Despite car sales figures contracting by 8.2 percent in Europe last year, the big car manufacturers didn't miss a chance to flaunt their muscles by showcasing the latest roll-outs from their stables at the Geneva Motor Show 2013.
The Geneva Motor Show 2013, which is being held between 7 March and 17 March, witnessed a bevy of beautiful models from car manufacturers across the world, including Lamborghini, Ferrari, McLaren and Rolls Royce to name a few.
Lamborghini came out with what it is calling a street-legal supercar named Veneno. The model will be priced at £2.6m plus taxes per model, of which only three will available in the market. There is bad news for people who want to get a hand on one of the three cars: all three have been pre-sold.
Lamborghini unveiled the 750 horsepower car to celebrate their 50th anniversary. The car can go from zero to 62mph in 2.8 seconds and has a top speed of 220mph.
However, the real highlight of the first day at the motor show was the showdown between McLaren and Ferrari; Ferrari introduced their keenly-anticipated Enzo hypercar successor, LaFerrari, while McLaren matched it with their version of supercar P1.
Ferrari announced their 950bhp 6.2l V12 La Ferrari would cost around £1m. Interestingly, both Ferrari and McLaren came out with similar specs on the car and both have similar technology onboard. It isn't surprising considering both automakers used Formula 1 as a reference point to make their new models.
Rolls Royce, too, didn't shy away from the glamour, unveiling the Rolls Royce Wraith. The car, which will launch at the end of the year, will have a V12 engine and faster acceleration. The European price for the latest edition is estimated to be around £225,000 and this is tipped to be the showstealer of the Geneva Motor Show 2013.

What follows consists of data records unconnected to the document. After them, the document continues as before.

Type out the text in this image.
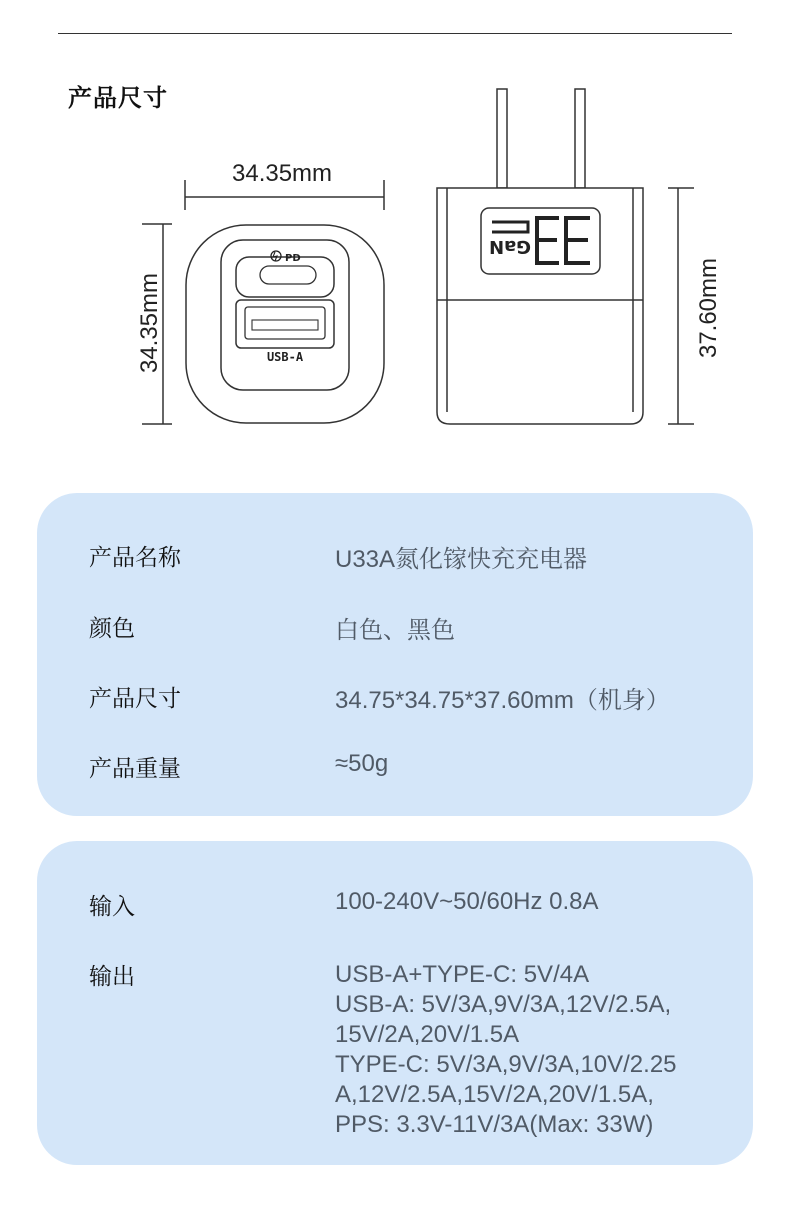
产品尺寸
PD
USB-A
GaN
34.35mm
34.35mm	37.60mm
产品名称	U33A氮化镓快充充电器
颜色	白色、黑色
产品尺寸	34.75*34.75*37.60mm（机身）
产品重量	≈50g
输入	100-240V~50/60Hz 0.8A
输出	USB-A+TYPE-C: 5V/4A
USB-A: 5V/3A,9V/3A,12V/2.5A,
15V/2A,20V/1.5A
TYPE-C: 5V/3A,9V/3A,10V/2.25
A,12V/2.5A,15V/2A,20V/1.5A,
PPS: 3.3V-11V/3A(Max: 33W)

Fiat offered a more sombre tone to the event, saying they had no cars lined up for this year's event. The company's chairman spoke about austerity, saying: "The capacity demand issue in Europe is a difficult thing. We've been running underutilised in our Italian plants for some time. Some competitors have been courageous enough in closing capacity and we closed a plant in Sicily two years ago. It's difficult to say, is it enough, as we don't know what the demand will be."